Tag: criticism

  • Constructive Criticism and Hate

    Both seem good, for both the feedback giver and the receiver. When I give nice feedback, I feel good about it. It feels equivalent to having done a generous act of kindness for the receiver which indirectly is true. Moreover usually, I either end up learning something new or it adds one more block in creating a strong relationship with the person I just helped.

    Hate speech on the other hand can have a negative impact on the receiver but it takes out some amount of anger and aggression from the source. Whenever I take the hate, I save someone else from taking it and it’s fine as long as I am not looking back to it.

    When you’re the hater, you not only detest but also are willing to stop someone from growing which is even worse. People pleasers try to make feedbacks less harsh but it reduces the genuine nature of how they should be. The harsh constructive feedbacks may occasionally be negative, but they are constructive, effective and worth thinking about. As Seth Godin says, “Holding back is selfish, because it deprives the group of your insight at the same time that it normalizes non-participation.”

    The only question I like to ask myself before giving feedback is if it is genuine. The bleakness doesn’t matter as long as it’s genuine. And if it is too bleak, I will prefer holding back over false pleasing.

  • The Idea of being ‘Liked’

    Here’s an absorbing Reddit discussion on the subject “Stop Trying to be liked by everybody, you don’t even like everybody”. It is so interesting to see people having different views about ‘being liked or disliked’.

    Some believe that if they take in criticism, they get to know where they are going wrong and a vast majority of people accept that being liked by others is not important if you truly believe in yourself and trust in your abilities.

    kittysaysdoit says, “liking, disliking—it’s all fleeting. All that you have ever liked or disliked is a judgement from the past which is no longer. Constantly experience things in the now without holding on to like/dislike labels and there will be more vibrant ways to experience people.”

    And the most popular comment which was by MichaelEmouse said, “One thing that helped me: If you wouldn’t seek advice from someone, why would you care about their criticism?”

    In my opinion, it is none of your business to overthink about what other people are thinking about you, including appreciation. If you think you’re doing well, you probably are and the only thing that should matter is how you see others. If you think about someone negatively, it’s your fault and if someone else thinks wrong about you, you shouldn’t let it enter your head.

  • Self-Criticism

    Self-criticism is the worst thing you could do in 2020. Criticising yourself and emphasizing your weaknesses sounds ambitious since you may think that it helps you to grow, but does it really? I’ve always believed that no one is perfect and the fact that everybody is special in their own way. I know you’ve already heard this but it does make sense.

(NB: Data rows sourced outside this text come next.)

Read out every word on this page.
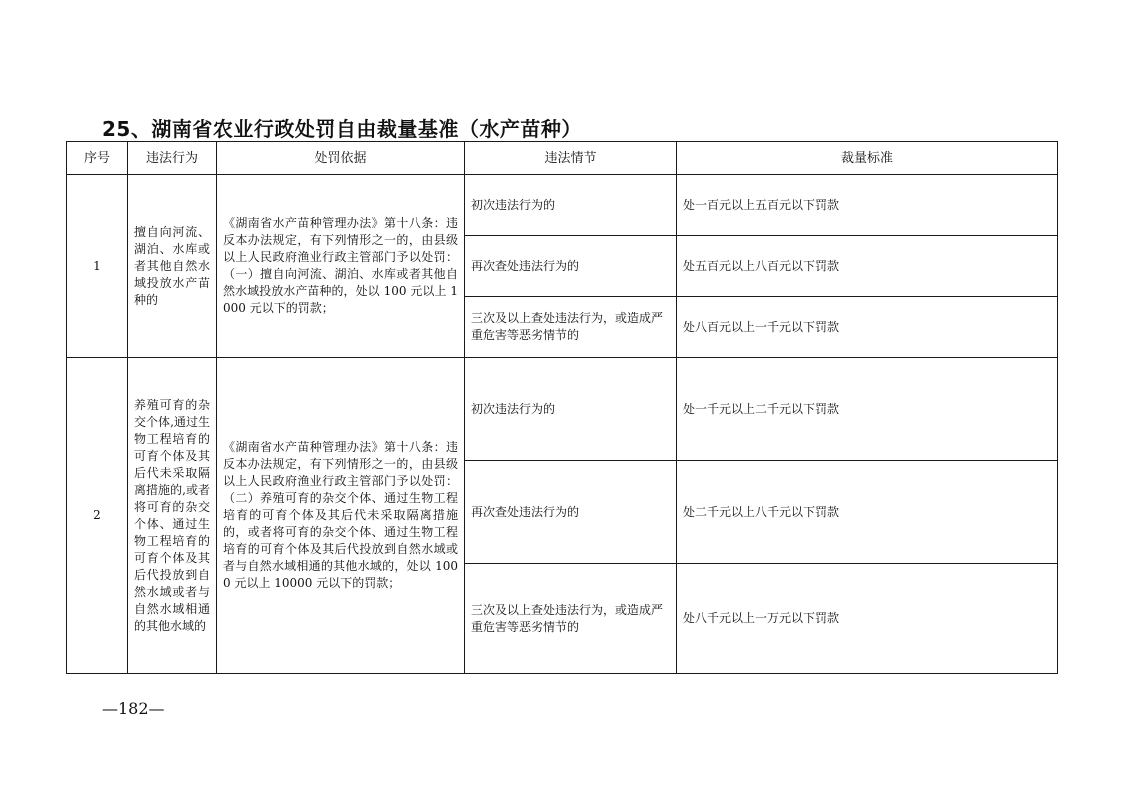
25、湖南省农业行政处罚自由裁量基准（水产苗种）
序号	违法行为	处罚依据	违法情节	裁量标准
1	擅自向河流、湖泊、水库或者其他自然水域投放水产苗种的	《湖南省水产苗种管理办法》第十八条：违反本办法规定，有下列情形之一的，由县级以上人民政府渔业行政主管部门予以处罚：（一）擅自向河流、湖泊、水库或者其他自然水域投放水产苗种的，处以 100 元以上 1000 元以下的罚款；	初次违法行为的	处一百元以上五百元以下罚款
			再次查处违法行为的	处五百元以上八百元以下罚款
			三次及以上查处违法行为，或造成严重危害等恶劣情节的	处八百元以上一千元以下罚款
2	养殖可育的杂交个体,通过生物工程培育的可育个体及其后代未采取隔离措施的,或者将可育的杂交个体、通过生物工程培育的可育个体及其后代投放到自然水域或者与自然水域相通的其他水域的	《湖南省水产苗种管理办法》第十八条：违反本办法规定，有下列情形之一的，由县级以上人民政府渔业行政主管部门予以处罚：（二）养殖可育的杂交个体、通过生物工程培育的可育个体及其后代未采取隔离措施的，或者将可育的杂交个体、通过生物工程培育的可育个体及其后代投放到自然水域或者与自然水域相通的其他水域的，处以 1000 元以上 10000 元以下的罚款；	初次违法行为的	处一千元以上二千元以下罚款
			再次查处违法行为的	处二千元以上八千元以下罚款
			三次及以上查处违法行为，或造成严重危害等恶劣情节的	处八千元以上一万元以下罚款
—182—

    If you imagine yourself being inferior or poor at something, your brain starts assuming and acknowledging it. What you think is what you become! If you start thinking that you suck at maths, you’ll probably start disliking maths and becoming weaker at it even if you could improve with some extra classes. Self-criticism makes you lose your self-confidence and self-esteem, the two qualities extremely necessary for growth.

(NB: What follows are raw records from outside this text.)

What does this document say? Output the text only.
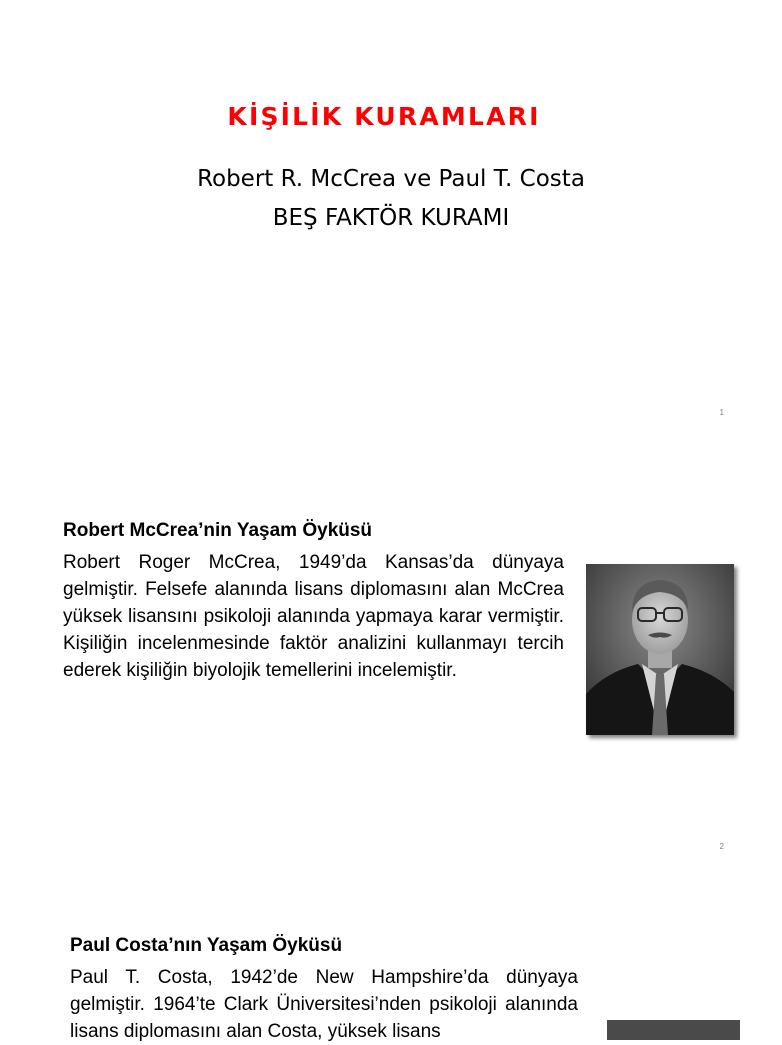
KİŞİLİK KURAMLARI
Robert R. McCrea ve Paul T. Costa
BEŞ FAKTÖR KURAMI
1
Robert McCrea’nin Yaşam Öyküsü
Robert Roger McCrea, 1949’da Kansas’da dünyaya gelmiştir. Felsefe alanında lisans diplomasını alan McCrea yüksek lisansını psikoloji alanında yapmaya karar vermiştir. Kişiliğin incelenmesinde faktör analizini kullanmayı tercih ederek kişiliğin biyolojik temellerini incelemiştir.
2
Paul Costa’nın Yaşam Öyküsü
Paul T. Costa, 1942’de New Hampshire’da dünyaya gelmiştir. 1964’te Clark Üniversitesi’nden psikoloji alanında lisans diplomasını alan Costa, yüksek lisans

    I do buy the concept of ‘voices in our head’ and sometimes it just feels like you’re talking to yourself – or self-talk as we like to call it. Talk to yourself like you’re talking to a friend, would you really like to criticize and discourage a friend like you do to yourself? Negative self-talk is an enemy to our brain, and criticizing yourself is as cruel as criticizing others. We often blame ourselves for petty things when we’re worried and anxious or sometimes just for humour. Believing that being harsh on yourself will improve your performance is an incorrect mindset.

    If you genuinely think that you require improvement in something, you should keep yourself motivated and constructively improve rather than highlighting the flaws and depreciating yourself. The next time you feel like criticizing yourself, ink down your thoughts as when you put things out on paper, you go through them multiple times..a bit deeply and you come to know them thoroughly before you exaggerate them further.  

    Treat yourself as a human being and be kind to yourself. Try to perceive these challenges as ‘delightfully difficult’ creating opportunities out of them.